The ends looked like they’d been dipped in purple paint.
“Can I help you?” I asked the woman.
She whirled around, her eyes narrowing on my face, then taking in my badge, gun, and posture before returning her eyes to mine.
My breath caught as I got a load of her face.
She was fucking beautiful.
Her eyes were the shade of warm, melted honey.
Her lips were luscious, and she had the cutest cleft in her chin that I’d ever seen.
And that was saying something, since my nephew and niece had cleft chins. That was hard to compete with.
I wanted to touch it. Badly.
But then her snotty attitude cleared that want right up.
“You’re Officer Spurlock? Badge number 654?” She asked, crossing her arms across her breasts.
I raised my brows at her.
She obviously had done her homework about me.
Looking down at my badge, I pointed towards it with a finger. “That’s me.”
She moved forward, closing the distance I’d left between us in milliseconds.
“Let me tell you something, Officer Spurlock. What you did was despicable,” she hissed.
I raised my eyebrow at her. “And what did I ‘do,’ exactly?”
“You gave my grandfather, a veteran, and a fine man, a ticket for having a pocketknife on him,” she spat.
What the fuck?
“Are you talking about that crazy old man that was wielding a butcher knife at me? That was anything but a ‘pocketknife.’ It’s closer to a machete than a pocket knife,” I clarified.
Her eyes narrowed. “That was a pocket knife.”
I gritted my teeth and pulled my phone out of my pocket. I’d show her how much of a ‘pocketknife’ it wasn’t.
I flipped through my pictures, past the ones of my brother who thought it’d be funny to post a picture of his ass on my phone, over the stack of beer cans we’d used to make a tower, and finally stopping on the one I was searching for.
“Does this,” I said, holding my phone out to show her the picture. “Look like a pocketknife to you, ma’am?”

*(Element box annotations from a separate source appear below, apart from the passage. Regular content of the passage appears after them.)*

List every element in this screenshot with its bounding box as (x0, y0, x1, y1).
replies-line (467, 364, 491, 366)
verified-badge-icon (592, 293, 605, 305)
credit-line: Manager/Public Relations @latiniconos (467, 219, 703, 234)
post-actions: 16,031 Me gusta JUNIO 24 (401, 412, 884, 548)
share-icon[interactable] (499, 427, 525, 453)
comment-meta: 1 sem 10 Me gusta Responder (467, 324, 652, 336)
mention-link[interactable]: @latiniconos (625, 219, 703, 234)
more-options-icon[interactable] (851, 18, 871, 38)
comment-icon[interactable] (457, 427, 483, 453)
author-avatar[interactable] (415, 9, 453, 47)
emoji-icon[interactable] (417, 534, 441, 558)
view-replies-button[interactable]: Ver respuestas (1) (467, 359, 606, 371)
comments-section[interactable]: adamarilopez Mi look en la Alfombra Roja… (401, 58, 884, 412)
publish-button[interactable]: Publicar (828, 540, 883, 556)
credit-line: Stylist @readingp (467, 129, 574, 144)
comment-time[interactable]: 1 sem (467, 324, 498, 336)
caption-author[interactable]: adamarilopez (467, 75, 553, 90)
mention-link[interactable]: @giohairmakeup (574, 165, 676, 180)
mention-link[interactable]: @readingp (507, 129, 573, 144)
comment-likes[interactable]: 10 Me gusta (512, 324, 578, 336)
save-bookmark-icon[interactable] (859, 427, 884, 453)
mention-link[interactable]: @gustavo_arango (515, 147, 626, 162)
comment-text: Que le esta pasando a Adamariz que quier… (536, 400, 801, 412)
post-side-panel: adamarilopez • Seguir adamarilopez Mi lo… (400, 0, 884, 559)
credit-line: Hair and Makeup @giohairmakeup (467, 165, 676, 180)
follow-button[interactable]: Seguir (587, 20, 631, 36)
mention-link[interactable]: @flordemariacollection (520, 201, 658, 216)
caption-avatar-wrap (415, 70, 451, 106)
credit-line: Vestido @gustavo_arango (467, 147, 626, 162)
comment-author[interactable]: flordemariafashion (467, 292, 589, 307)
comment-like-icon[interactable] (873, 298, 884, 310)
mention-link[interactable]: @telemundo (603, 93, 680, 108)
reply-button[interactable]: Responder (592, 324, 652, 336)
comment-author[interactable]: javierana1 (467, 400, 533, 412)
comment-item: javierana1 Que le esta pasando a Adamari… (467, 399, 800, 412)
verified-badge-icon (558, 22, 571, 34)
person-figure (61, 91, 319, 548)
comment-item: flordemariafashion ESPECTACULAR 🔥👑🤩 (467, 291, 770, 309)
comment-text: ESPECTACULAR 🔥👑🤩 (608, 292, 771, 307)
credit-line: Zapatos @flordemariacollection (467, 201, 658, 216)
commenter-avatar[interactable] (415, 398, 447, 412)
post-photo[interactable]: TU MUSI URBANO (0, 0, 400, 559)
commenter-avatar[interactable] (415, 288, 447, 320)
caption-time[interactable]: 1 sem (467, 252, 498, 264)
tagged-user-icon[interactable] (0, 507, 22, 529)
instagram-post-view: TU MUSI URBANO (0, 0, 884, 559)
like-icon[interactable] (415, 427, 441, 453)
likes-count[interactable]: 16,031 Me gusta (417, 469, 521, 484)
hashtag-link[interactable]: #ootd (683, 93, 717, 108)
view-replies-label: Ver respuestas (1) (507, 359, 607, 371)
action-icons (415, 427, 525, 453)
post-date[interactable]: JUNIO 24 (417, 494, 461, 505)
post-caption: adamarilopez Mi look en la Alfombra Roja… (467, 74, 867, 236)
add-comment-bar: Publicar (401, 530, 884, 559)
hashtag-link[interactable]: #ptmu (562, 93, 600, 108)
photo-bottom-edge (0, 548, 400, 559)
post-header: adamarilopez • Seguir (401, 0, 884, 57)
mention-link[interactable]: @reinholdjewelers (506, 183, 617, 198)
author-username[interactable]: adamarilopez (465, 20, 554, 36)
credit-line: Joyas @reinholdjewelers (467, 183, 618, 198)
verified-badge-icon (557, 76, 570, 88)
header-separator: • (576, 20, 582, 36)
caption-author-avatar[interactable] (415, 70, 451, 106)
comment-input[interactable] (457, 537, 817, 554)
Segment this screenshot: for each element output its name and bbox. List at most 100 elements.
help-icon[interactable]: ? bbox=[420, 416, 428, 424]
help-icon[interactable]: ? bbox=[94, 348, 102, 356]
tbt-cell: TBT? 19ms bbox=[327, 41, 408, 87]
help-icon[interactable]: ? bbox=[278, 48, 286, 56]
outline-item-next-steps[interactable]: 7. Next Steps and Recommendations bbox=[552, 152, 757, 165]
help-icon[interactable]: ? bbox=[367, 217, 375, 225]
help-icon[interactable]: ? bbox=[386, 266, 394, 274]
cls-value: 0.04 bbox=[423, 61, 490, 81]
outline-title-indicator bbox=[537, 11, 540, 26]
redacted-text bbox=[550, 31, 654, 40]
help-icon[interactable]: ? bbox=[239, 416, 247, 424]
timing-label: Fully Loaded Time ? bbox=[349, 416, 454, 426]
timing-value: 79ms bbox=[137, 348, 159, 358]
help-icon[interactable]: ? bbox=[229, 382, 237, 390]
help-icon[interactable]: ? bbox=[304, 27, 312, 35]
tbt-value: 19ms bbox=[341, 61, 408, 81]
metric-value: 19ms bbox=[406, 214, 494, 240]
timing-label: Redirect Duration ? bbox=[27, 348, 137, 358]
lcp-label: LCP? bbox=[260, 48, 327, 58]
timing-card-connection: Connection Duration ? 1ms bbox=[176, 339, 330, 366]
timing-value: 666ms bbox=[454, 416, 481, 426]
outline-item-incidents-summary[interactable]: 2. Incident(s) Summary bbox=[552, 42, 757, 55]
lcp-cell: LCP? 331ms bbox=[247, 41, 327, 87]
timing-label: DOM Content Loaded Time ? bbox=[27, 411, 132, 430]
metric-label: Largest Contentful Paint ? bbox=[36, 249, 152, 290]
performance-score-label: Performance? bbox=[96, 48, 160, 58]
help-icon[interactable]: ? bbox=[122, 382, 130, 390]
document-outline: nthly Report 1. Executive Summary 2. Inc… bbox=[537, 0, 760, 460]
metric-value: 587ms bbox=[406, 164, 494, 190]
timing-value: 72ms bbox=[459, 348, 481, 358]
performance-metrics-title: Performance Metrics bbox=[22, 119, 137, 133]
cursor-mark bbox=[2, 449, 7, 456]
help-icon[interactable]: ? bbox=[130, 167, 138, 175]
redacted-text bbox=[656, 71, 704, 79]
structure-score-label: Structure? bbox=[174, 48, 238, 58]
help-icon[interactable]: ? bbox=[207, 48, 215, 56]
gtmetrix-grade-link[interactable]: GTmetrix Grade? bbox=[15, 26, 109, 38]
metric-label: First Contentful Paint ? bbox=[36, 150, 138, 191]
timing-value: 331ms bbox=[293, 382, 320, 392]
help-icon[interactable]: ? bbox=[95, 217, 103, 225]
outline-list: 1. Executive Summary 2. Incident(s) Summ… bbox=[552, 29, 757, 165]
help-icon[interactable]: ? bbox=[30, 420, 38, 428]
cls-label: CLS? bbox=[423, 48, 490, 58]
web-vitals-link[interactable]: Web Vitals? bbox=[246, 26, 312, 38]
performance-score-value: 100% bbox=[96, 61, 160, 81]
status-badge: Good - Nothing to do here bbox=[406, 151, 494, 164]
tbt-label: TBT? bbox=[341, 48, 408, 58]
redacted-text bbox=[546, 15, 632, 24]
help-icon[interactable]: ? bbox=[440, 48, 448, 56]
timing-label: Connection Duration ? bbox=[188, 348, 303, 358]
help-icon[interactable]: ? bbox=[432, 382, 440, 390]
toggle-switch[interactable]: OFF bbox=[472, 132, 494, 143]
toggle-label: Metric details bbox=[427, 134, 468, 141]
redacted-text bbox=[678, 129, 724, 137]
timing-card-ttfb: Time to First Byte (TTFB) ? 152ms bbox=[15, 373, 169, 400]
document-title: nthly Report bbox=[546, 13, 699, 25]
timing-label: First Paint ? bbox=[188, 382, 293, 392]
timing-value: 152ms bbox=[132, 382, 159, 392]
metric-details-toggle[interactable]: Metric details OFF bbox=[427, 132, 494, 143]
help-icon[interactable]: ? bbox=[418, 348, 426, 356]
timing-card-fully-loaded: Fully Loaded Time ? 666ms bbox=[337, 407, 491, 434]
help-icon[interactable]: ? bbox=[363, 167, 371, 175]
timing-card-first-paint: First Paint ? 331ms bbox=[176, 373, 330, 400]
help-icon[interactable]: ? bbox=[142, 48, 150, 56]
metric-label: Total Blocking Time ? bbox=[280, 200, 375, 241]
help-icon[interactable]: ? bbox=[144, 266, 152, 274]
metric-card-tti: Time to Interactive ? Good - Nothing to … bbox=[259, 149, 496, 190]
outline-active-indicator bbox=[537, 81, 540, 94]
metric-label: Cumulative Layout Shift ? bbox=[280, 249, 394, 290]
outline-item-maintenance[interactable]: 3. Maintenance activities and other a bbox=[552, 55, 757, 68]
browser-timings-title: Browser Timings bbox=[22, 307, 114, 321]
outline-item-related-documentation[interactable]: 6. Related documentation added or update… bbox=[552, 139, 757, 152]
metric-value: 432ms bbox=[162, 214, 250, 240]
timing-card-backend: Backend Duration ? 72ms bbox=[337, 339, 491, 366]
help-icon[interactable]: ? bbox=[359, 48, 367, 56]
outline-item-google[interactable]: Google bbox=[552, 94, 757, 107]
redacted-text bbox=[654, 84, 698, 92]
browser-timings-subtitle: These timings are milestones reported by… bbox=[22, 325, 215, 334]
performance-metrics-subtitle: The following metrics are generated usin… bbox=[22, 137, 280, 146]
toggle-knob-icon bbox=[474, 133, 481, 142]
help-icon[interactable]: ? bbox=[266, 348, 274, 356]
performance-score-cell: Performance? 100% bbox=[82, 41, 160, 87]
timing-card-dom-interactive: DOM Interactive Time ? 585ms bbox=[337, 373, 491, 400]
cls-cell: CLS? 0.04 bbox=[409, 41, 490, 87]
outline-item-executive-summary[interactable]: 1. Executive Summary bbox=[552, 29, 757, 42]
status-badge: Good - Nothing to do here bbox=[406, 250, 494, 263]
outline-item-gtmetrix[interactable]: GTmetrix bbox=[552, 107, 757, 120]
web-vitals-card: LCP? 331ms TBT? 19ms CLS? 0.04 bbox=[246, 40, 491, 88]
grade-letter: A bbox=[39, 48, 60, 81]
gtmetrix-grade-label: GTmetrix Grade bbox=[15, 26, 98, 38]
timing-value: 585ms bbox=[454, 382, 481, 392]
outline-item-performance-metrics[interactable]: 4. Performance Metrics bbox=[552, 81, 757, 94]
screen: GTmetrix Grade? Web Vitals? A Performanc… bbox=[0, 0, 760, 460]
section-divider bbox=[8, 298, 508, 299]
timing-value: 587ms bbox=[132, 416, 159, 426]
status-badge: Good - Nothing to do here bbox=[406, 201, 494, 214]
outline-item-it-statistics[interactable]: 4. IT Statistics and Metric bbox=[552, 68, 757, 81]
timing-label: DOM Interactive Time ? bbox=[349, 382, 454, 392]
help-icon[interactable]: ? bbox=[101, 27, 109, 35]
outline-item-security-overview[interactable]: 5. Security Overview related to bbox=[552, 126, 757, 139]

Her brows lowered in confusion. “N-no. That’s not what he just told me…excuse me.”
With that, she pushed past me.
Caught off balance, I instinctually put my weight on my bad leg, and promptly ate dirt.
The woman was gone before I even hit the floor.
I was able to catch myself before I did any major damage to my person, but not in enough time to prevent the entire station from seeing me fall.
There were men lined up behind the counter, all of their eyes wide as they looked at me, wondering what they should do.
I could practically hear their thoughts.
Should we help him?
Can he get back up by himself?
Oh, my God. That woman just made the cripple fall.
Narrowing my eyes on them, I stood, making sure no one saw how awkward it was to actually stand, and walked out of the door.
Once I reached the front steps, I crossed my arms and watched as the woman yelled at her grandfather. The old man that looked like the most innocent man in the world.
The man who’d pulled the knife on me quicker than I could blink.
He was lucky all I gave him was a weapons citation.
I could’ve arrested him for threatening a police officer with intent to harm.
When she spotted me, she started to march up the steps, coming to a stop two down from me.
“He tells me you’re lying. That he had nothing more than his pocket knife,” she held up a fucking switch blade.
I reached for it, and she warily placed it in my hand.
Acting quickly, I pressed the lever, disengaging the blade and scaring the shit out of her.
“This,” I said, holding my hand out to her, offering her the hilt of the blade. “Is a switchblade. This is not a pocket knife. It’s also illegal, because it’s double sided.”
She looked at the knife now in her hand, then offered it back to me.
“Just keep it.”
I took the blade from her hands, collapsing the blade, and shoving it in my pocket.
“What the fuck, grandpa! That’s illegal, too!” I heard just before she dropped down into her nineties model Camaro and closed the door.
I couldn’t help the smile that overtook my face.
For the first time in months, I had something to smile about.